There's a myth floating around that "Arrow is much less useful because it
forces you to implement arr".  In fact, Arrow without arr would be as
useless as Applicative without fmap.  In almost all situations where you are
stymied by arr a small redesign will solve the whole problem.  In fact, you
need to get into the realm of linear-types-like things before arr is too
much (and even then a *linear* arr would be fine).

I designed a library for constructing Postgres queries and it uses an Arrow
interface.

    https://hackage.haskell.org/package/opaleye-0.5.3.0/docs/Opaleye-Internal-QueryArr.html

Naturally there is no way to run an arbitrary Haskell function "in the
database".  This is not an impediment because everything that the database
acts on inside the arrow type (QueryArr) is wrapped in an abstract type
(Column).  This means the only way that arbitrary Haskell functions can be
used inside the arrow is as a sort of "partial compilation".  There is, in
effect, a staging restriction.  Haskell functions a -> b run at "query
compile time" and Postgres functions run at "query run time".

Hm. Interesting point. And a nice coincidence that you call Applicative without fmap "useless". I just recently saw one of those. It *did* feel like there might be a better structure, but I couldn't pin it down. Maybe your technique works in that context as well? Would you mind having a look? I'd like to have my eyes opened in that direction.

The structure in question are XML-Picklers, i.e. tools to convert to and from XML. The original types are from HXT, but for the purpose of discussion we can simplify them to

    data PU a = PU { appPickle   :: a -> XmlState -> XmlState                    -- turn a value into XML
                   , appUnPickle :: XmlState -> (Either UnpickleErr a, XmlState) -- turn XML into a value
                   }
    
    -- "pure"
    xpLift :: a -> PU a
    xpLift x =  PU { appPickle   = const id
                   , appUnPickle = pure x
                   }    
   
    -- Combine two picklers sequentially
    -- If the first fails during unpickling, the whole unpickler fails
    xpSeq :: (b -> a) -> PU a -> (a -> PU b) -> PU b
    xpSeq f pa k
       = PU { appPickle   = ( \ b -> let a = f b in appPickle pa a . appPickle (k a) b )
            , appUnPickle = appUnPickle pa >>= (appUnPickle . k)    
            }

    -- Pickle a pair of values sequentially
    xpPair :: PU a -> PU b -> PU (a, b)
    xpPair pa pb = ( xpSeq fst pa (\ a -> xpSeq snd pb (\ b -> xpLift (a,b))) )
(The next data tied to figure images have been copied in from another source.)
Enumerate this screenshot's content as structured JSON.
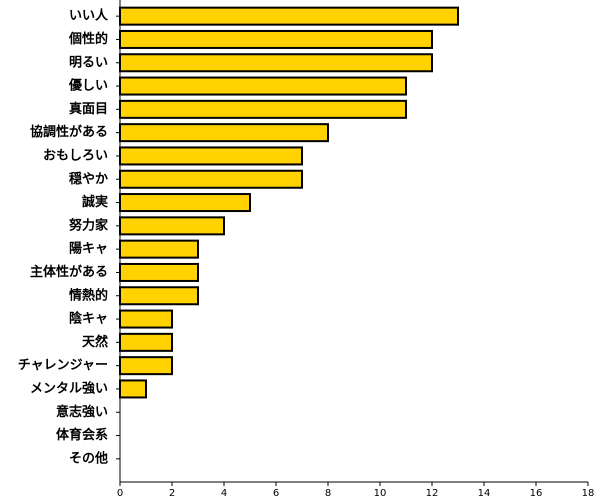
{
  "chart_data": {
    "type": "barh",
    "categories": [
      "いい人",
      "個性的",
      "明るい",
      "優しい",
      "真面目",
      "協調性がある",
      "おもしろい",
      "穏やか",
      "誠実",
      "努力家",
      "陽キャ",
      "主体性がある",
      "情熱的",
      "陰キャ",
      "天然",
      "チャレンジャー",
      "メンタル強い",
      "意志強い",
      "体育会系",
      "その他"
    ],
    "values": [
      13,
      12,
      12,
      11,
      11,
      8,
      7,
      7,
      5,
      4,
      3,
      3,
      3,
      2,
      2,
      2,
      1,
      0,
      0,
      0
    ],
    "color": "#ffd200",
    "xlim": [
      0,
      18
    ],
    "xticks": [
      0,
      2,
      4,
      6,
      8,
      10,
      12,
      14,
      16,
      18
    ]
  }
}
    -- The closest equivalent to "fmap"
    xpWrap :: (a -> b, b -> a) -> PU a -> PU b 

Now: This is not exactly an Applicative. If it where a functor, it would be a (lax) monoidal functor. Taking syntax from the Typeclassopedia, xpPair would be Monoidal's (**). And a (lax) monoidal functor is exactly an Applicative. If I'm not mistaken this structure satisfies all the laws of Monoidal – except that it is not a functor.
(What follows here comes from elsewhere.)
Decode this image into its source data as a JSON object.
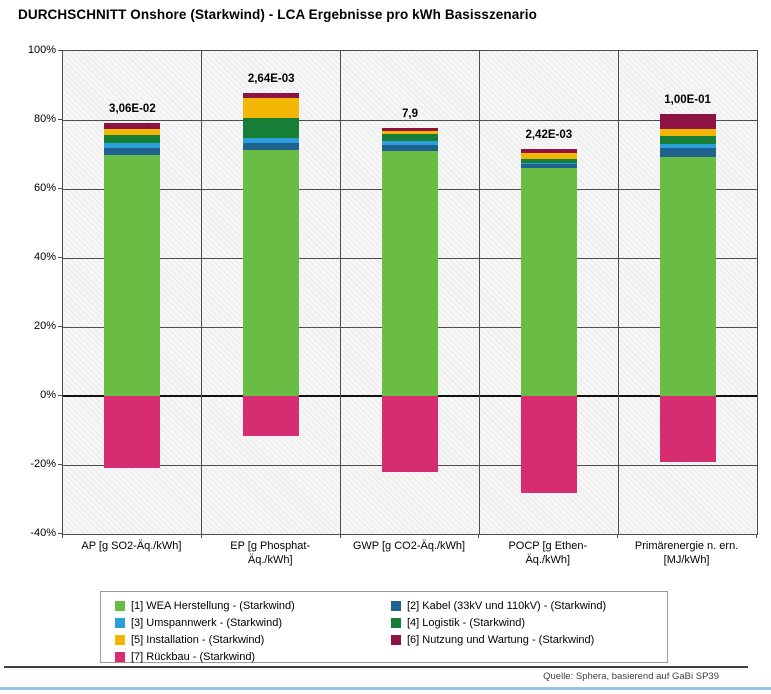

Obviously there's no way to implement fmap because you always need to provide functions for both directions, as seen in xpWrap. So how would you change this structure to make it possible?

It feels like the underlying problem is the same as with arr: At first there seems to be no way to lift functions into the structure. And we don't want to create two separate types because the whole idea of PU is to make pairs of related picklers and unpicklers composable.